At first, we had the intention of not taking unaccompanied children, largely at the time because we did not have the facilities for them and because the Ukrainian Government did not want them moved away from countries nearby. I am very grateful to the noble Lord, Lord Dubs, who is with us here today. He pushed, kicked and cajoled me in the nicest and most gentlemanly way to do what I wanted to do in the first place, using him as an excuse. We came up with a compromise that was acceptable to the Ukrainian Government, and I hope that some children’s lives have been greatly enhanced as a result. The reality is that the Ukrainian Government had very mixed feelings about refugees. They were grateful for what we and other countries had done, but on the other hand they did not want to lose their population. They did not want them resettling in another country. These things are never very black and white.

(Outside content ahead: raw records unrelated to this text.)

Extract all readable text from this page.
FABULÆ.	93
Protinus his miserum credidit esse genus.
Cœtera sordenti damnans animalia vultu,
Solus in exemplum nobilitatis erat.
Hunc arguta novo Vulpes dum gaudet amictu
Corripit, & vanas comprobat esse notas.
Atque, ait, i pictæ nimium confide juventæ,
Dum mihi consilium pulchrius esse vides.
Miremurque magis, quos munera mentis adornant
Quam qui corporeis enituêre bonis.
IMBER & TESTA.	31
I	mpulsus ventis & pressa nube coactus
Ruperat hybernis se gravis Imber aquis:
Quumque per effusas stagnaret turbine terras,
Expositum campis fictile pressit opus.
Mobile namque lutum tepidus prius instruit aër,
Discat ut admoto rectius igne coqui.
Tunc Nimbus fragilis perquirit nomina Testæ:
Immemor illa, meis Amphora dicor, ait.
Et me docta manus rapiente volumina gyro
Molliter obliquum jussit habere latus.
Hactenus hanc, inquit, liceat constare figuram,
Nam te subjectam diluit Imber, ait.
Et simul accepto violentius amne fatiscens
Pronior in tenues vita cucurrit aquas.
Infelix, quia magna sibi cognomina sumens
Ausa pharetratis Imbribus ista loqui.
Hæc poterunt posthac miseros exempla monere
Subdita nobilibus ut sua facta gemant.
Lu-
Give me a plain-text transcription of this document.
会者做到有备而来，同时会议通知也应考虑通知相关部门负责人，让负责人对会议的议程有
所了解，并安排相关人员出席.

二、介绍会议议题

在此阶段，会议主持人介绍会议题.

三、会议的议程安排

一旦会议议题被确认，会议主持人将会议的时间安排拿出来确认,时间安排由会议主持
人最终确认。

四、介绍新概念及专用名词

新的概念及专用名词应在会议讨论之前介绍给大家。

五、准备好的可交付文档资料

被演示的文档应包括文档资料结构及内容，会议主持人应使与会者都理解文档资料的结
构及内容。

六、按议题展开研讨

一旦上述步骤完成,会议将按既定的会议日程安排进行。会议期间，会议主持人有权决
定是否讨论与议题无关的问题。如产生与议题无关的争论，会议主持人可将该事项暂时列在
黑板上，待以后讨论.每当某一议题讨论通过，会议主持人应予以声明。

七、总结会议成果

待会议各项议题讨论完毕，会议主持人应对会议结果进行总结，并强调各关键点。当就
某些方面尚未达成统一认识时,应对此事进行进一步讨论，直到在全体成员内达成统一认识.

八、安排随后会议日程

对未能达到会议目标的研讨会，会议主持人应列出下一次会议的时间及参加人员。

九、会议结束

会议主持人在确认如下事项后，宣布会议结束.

My fear for the future is that the system of opening communities to refugees is forgotten about. When Ukraine is off the headlines and a large number of people have been settled, and hopefully many of them will move on or have moved on to employment, education and all the other things, the next crisis will happen in the world. It will happen. If it is not Syria or Afghanistan, it will be somewhere else. I want this to be a permanent mechanism to bring refugees into this country. That does not mean that there will be hundreds of thousands of volunteers all the time, but I believe a lot of people will do it and would be on a standing register. A lot of churches, synagogues and other groups will organise groups of their members, congregants et cetera to be on standby for this sort of thing. I ask the Minister— I know it is not exactly her field, but she covers so many things for the Government, particularly today—to pass on the message that this should be a standing system for welcoming refugees into people’s homes. I hope those lessons are learned and that when the Ukrainian crisis is over, which of course I hope is very soon, they are not forgotten.